Many believe that nothing says summer fun more than grabbing your Harley for a cool ride, or a cool investment opportunity. However, these are two very different questions. While it may be always a good time for a ride, it's not always a good time to invest capital. Let's use our objective DSE (decision support engine) to explore the differences between good and bad times to invest in in Harley-Davidson (HOG) .
Nearly a year ago, DSE's analysis allowed us to warn on these pages that July 2016 was not the time to deploy capital in Harley-Davidson. Further, as you can review here, the forecast concluded that the $55 +/-$3 zone should be used to exit any further strength, and prepare for a slide into the low $40s. HOG only slid to the high $40s, before rising to the low $60s, but has since reversed again in more dynamic fashion.

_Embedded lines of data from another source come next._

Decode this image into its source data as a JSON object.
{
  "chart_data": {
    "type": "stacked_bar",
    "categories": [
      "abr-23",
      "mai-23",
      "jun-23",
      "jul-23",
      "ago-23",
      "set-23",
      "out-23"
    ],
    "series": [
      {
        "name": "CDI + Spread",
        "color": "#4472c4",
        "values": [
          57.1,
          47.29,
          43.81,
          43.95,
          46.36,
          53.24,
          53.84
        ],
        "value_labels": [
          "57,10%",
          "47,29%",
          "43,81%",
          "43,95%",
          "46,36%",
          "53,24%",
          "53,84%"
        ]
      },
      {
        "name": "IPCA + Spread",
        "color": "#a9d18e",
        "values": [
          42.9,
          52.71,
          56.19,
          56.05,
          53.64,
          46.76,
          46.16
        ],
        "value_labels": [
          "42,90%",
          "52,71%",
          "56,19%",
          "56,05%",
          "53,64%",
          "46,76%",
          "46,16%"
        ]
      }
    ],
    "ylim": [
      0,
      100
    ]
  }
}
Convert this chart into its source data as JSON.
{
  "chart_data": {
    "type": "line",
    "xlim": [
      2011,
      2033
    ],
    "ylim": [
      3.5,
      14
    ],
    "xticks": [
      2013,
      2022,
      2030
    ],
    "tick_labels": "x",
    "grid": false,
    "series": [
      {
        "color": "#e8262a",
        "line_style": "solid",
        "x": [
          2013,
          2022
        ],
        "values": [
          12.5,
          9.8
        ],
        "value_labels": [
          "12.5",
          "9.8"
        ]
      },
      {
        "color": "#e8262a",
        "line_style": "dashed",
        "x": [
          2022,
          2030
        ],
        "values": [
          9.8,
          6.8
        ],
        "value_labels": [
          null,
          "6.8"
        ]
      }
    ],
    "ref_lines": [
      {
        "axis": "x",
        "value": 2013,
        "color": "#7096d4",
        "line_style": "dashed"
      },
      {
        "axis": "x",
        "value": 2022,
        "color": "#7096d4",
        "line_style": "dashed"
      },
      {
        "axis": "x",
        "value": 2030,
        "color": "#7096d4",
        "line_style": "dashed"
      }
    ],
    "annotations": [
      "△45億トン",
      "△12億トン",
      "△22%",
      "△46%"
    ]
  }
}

Notice it peaked right in between DSE's two pink ovals, which members of our live-market Trading Room and DSE Alerts services have been using to trade against ever since (click here for a 10-day free trial of our premium memberships). Now, the deeper forecast has been triggered, as DSE members were notified of earlier this week, with $30 +/-$4 as the support zone that should be probed in the coming five to 13 months.
The chart below is the updated version of the exact one from a year ago, and shows the newest trigger causing an even deeper price projection. First of all, the stochastics peaked at the 90% extreme overbought threshold, putting HOG on an initial sell signal. Then, the test of $62 was strongly rejected by the upper two-standard deviation band (olive/gold line), which controls 95% of normality. Individually, these are bright red warning flags, and combined, raises confidence in their potential voracity.